Today's Papers

Plame the Messenger

The Washington Post leads with an exhaustive, blow-by-blow account of the events leading up to the disclosure of CIA agent Valerie Plame’s identity. The FBI is examining the link between Plame’s outing and her husband Joseph Wilson’s CIA-sponsored trip to Niger. The New York Times leads with the selling of bonds by state and local governments in a Faustian attempt to cover pension shortfalls. The gambit works only if the investment return on the proceeds exceeds the fixed interest rate paid on the bonds. It usually doesn’t. The Los Angeles Times leads with lean times at public universities, which are charging more and offering less, e.g., no more dairy barn at Iowa State.

While it’s still not known who blew Valerie Plame’s cover, the motive for doing so may be coming into focus, according to the Post lead. At the heart of the story is Joseph Wilson’s 2002 trip to Niger, where he was sent by the CIA to see if that country was supplying uranium to Iraq. It was not, said Wilson, who this summer became an outspoken, oft-interviewed critic of the war. Administration officials claim that the Plame informant(s) was merely trying to discredit Wilson, calling his trip a boondoggle arranged by his wife and therefore not to be taken seriously. (Bush, of course, told the uranium tale in his State of the Union Address, Wilson’s report notwithstanding.)

The NYT’s lead on boneheaded bond sales cites New Orleans as a case in point. The Big Easy sold a bunch of bonds in 2000 to finance the pensions of 820 retired firefighters. The underwriter, Paine Webber, pocketed its $3 million fee and made the following prediction: N.O. would pay only 8.2 percent interest on the bonds while earning 10.7 percent by investing the proceeds, mostly in stocks. Ergo, a tidy profit. What actually happened? The stock investments lost 3 percent a year, leaving the city to pay both the pensions and the interest on the bonds. A growing list of states and cities are up a similar creek.

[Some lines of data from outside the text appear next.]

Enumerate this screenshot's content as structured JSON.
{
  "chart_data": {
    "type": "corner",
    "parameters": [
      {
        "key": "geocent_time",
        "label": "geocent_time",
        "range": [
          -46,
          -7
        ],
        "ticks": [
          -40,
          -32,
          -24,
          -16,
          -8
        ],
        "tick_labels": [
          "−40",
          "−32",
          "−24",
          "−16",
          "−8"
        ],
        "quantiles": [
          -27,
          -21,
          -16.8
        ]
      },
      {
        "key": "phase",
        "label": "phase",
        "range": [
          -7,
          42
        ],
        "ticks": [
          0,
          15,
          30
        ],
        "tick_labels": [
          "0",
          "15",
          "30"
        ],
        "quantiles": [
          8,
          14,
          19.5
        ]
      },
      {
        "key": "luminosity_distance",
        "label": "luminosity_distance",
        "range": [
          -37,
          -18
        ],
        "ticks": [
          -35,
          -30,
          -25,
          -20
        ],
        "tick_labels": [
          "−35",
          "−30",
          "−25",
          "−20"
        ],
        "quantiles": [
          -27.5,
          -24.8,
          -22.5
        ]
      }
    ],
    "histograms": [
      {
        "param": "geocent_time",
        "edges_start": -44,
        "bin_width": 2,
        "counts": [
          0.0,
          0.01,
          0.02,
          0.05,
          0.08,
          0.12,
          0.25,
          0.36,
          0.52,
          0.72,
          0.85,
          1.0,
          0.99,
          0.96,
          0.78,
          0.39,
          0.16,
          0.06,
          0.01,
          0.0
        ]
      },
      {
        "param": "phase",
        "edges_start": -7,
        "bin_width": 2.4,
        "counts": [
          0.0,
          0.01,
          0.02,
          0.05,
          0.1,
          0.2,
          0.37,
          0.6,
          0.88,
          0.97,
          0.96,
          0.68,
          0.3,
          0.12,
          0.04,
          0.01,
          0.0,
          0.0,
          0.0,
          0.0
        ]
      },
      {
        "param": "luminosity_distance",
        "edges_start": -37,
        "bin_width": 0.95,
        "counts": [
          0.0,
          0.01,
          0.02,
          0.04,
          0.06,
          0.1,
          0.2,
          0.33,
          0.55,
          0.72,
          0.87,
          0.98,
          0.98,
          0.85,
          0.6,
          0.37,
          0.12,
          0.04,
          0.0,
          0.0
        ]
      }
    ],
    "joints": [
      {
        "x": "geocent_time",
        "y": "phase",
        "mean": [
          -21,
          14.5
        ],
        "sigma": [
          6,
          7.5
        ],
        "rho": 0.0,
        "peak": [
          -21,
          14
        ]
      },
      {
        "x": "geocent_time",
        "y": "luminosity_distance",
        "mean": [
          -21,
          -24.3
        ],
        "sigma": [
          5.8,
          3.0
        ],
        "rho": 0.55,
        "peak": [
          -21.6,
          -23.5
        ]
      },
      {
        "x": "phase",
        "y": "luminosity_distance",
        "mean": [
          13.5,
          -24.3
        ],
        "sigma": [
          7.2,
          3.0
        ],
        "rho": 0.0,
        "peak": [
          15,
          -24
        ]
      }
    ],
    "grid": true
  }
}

Municipal money woes figure in the LAT lead as well, as public universities raise tuition and cut classes to make ends meet. The result may mean a narrowing of focus at some schools. “The University of Missouri at Rolla is a highly regarded engineering school. So why does it need to offer a degree in English?” asks the LAT. The paper seems to regard the cuts as an opportunity for some needed reform, or at least a chance to eliminate the waterslides. (See “Jacuzzi U.? A Battle of Perks to Lure Students,” from last Sunday’s NYT.

The NYT fronts a lengthy (almost 10,000-word) examination of the Lackawanna terror case, concluding that the threat posed by the so-called al-Qaida cell was “profoundly ambiguous.” Or, to let the head of the Buffalo FBI office tell it, “If we don’t know for sure they’re going to do something, or not, we need to make sure that we prevent anything they may be planning, whether or not we know or don’t know about it.” The Times worked in conjuction with Frontline, which will air its documentary on the subject on Thursday on PBS. 

The NYT also fronts testimony from the war crimes tribunal in The Hague indicating that the massacre of more than 7,000 Bosnians in 1995 was well-planned and deliberate. Two Bosnian Serb officers, an intelligence chief and a brigade commander, described the logistics of the mass execution and provided names and documents backing their account. “They’ve practically written the judgment,” says one court official.

LAT editor John S. Carroll writes a spirited—and some might say paranoid—defense of his paper’s Schwarzenegger coverage. The LAT ran its first groping story just five days before the election and was subsequently accused of colluding with Gray Davis. “I’ll begin this accounting with a bit of background,” Carroll hisses. “One of our goals is to do more investigative reporting. At the risk of offending still more readers, I’ll say that if you’re put off by investigative reporting, this probably won’t be the right newspaper for you in the years to come.”

Finally, the NYT Book Review gives a qualified thumbs up to Madame Secretary, Madeleine Albright’s “down-to-earth” autobiography, put out by Miramax. The former secretary of state has lots to draw on, both professional (Kosovo, for starters) and personal (like when her journalist husband informed her that if he won the Pulitzer, he would stay in their marriage; win, and stay, he did not). Indeed, the reviewer seems charmed by Albright’s skillful juggling of affairs of state and living room, as evidenced by this to-do list: “1) Call Senator Helms; 2) Call King Hussein; 3) Call Foreign Minister Moussa; 4) Make other Congressional calls; 5) Prepare for China meeting; 6) Buy nonfat yogurt.”